Three worldwide partners – Coke, Time Warner’s Sports Illustrated, and Sema Technology – are signed for the winter games. Eight of the remaining top sponsors – including Kodak, Xerox, and Panasonic – have yet to negotiate new four-year pacts to cover Salt Lake City and Athens.

“People will be waiting to get the full results of the investigation,” says Rosenberg.

The delay seems unlikely to cripple the SLOC’s fundraising, which it needs to pay for a $1.45 billion budget. Two-and-a-half years before the event, OPUS is way ahead of Atlanta’s fundraising pace. It has collected 75 percent of the $850 million slated to be raised from sponsors, having signed up Anheuser-Busch, Blue Cross & Blue Shield, and General Mills, among others. Looking for “30 or 40” licensees to pony up a total of $51 million, it has already signed 17, says SLOC spokesman Frank Zang.

Future fallout The Olympics appear to be in for at least several more months of negative publicity. Pound in late January said “an indefinite number’ of new targets had been added to the investigation since the initial phase, when the six members were identified for expulsion.
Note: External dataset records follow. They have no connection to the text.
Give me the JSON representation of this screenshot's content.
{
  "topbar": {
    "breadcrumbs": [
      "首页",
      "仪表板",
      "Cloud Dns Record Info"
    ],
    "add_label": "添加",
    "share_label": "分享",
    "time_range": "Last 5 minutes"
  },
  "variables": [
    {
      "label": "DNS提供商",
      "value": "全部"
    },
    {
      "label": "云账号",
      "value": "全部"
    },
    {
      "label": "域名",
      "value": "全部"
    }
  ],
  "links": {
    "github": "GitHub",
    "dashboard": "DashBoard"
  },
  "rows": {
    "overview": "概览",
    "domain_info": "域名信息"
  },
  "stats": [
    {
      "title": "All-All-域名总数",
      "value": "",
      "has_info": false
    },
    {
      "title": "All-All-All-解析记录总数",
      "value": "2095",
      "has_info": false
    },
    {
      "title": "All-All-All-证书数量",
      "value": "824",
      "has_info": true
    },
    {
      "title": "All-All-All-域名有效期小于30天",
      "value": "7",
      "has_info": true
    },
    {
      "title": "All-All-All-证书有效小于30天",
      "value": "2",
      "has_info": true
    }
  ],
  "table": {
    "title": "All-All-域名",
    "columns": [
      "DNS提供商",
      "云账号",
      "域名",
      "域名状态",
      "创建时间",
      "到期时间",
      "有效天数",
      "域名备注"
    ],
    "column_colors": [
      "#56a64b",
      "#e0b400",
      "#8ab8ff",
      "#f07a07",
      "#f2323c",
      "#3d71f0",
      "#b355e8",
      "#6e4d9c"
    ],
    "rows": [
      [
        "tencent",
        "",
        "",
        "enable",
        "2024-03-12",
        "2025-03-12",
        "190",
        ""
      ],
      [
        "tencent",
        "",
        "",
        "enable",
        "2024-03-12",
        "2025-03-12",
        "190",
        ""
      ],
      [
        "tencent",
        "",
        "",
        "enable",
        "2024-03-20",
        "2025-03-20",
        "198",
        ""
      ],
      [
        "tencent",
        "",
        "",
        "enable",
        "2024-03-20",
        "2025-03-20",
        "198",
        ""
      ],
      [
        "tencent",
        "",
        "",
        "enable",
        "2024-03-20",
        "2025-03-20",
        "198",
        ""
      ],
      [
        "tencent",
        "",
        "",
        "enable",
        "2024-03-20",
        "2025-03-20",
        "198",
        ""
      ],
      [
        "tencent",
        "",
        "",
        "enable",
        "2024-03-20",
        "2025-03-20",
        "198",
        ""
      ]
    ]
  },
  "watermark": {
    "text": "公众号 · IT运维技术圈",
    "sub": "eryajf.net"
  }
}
Salt Lake City and Sydney were still under investigation, and Pound said probers would probably examine Toronto’s failed bid for the 1996 Games.
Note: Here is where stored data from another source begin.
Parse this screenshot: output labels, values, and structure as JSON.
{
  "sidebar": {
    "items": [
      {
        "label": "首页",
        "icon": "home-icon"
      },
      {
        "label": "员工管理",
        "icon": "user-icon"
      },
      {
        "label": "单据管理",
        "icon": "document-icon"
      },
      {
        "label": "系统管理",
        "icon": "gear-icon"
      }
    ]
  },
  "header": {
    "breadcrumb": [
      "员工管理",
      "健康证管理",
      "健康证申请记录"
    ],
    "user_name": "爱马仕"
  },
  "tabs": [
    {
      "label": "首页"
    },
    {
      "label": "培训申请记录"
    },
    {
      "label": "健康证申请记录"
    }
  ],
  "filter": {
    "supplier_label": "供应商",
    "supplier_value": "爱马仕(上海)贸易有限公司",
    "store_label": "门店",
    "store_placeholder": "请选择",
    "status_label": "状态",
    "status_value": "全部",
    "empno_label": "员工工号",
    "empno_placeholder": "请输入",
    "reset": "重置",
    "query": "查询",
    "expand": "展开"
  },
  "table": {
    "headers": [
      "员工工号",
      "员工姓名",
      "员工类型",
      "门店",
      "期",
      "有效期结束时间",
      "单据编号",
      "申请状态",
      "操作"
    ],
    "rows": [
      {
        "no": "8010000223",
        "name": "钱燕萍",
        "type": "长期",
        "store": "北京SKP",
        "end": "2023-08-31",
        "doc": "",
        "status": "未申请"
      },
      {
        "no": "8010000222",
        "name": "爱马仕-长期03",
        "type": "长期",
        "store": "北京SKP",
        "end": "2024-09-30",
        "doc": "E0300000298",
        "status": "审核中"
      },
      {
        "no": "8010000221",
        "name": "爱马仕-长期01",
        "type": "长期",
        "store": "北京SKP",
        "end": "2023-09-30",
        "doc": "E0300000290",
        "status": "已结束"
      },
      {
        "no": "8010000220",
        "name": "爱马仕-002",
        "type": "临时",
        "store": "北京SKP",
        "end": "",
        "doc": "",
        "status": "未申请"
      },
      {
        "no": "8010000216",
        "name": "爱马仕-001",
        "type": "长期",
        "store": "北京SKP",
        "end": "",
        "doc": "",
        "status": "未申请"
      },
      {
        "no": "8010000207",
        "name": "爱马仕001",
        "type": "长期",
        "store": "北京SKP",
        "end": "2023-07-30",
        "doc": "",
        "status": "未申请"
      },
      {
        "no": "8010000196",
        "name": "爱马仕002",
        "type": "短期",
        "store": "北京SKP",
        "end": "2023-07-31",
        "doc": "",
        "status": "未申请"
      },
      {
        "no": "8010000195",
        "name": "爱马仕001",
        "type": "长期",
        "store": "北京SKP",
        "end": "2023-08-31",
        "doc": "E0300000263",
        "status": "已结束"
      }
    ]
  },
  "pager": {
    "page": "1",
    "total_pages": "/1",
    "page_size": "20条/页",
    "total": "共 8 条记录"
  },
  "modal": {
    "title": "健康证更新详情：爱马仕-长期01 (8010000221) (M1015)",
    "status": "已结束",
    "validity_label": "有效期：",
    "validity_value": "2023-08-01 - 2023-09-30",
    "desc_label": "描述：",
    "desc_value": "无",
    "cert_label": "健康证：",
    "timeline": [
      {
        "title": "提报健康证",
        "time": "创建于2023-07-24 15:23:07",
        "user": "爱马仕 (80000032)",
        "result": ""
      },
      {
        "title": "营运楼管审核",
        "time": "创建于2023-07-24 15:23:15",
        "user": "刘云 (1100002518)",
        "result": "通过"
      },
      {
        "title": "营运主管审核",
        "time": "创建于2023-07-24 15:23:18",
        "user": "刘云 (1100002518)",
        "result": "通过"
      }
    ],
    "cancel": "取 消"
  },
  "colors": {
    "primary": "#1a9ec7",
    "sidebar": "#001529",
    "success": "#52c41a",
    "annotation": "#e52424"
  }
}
Protesting that he was “an innocent victim of circumstances,” the IOC member from Kenya resigned, the fourth guilty party to do so. The FBI subpoenaed schools including the University of Utah, Brigham Young University, and Utah Valley State College looking for information on IOC officials or relatives who may have enrolled with the SLOC’s help.

Rome’s mayor demanded a new vote for the 2004 Olympics, contending that the choice of Athens has been tainted. In Salt Lake City, a wag in a radio station contest suggested “Clinty” as an appropriate name for the Salt Lake City Games mascot, in reference to the “forever scarred” Bill Clinton. (Too late. The mascot is already chosen, although Salt Lake officials are withholding the announcement until the scandal blows over.)

Folks in Salt Lake City should cheer up. Consumers are far more interested in the athletes and the games themselves than in its faceless managers. Research for Brand Olympic shows “we have been bruised, but the athletes have not been bruised,” Krimsky reported.

Management malfeasance won’t lessen the publics’ awe for the games’ athletes and the ideals they stand for. But sponsors won’t sit idly by while mismanagement and bad press tarnish the Olympic rings.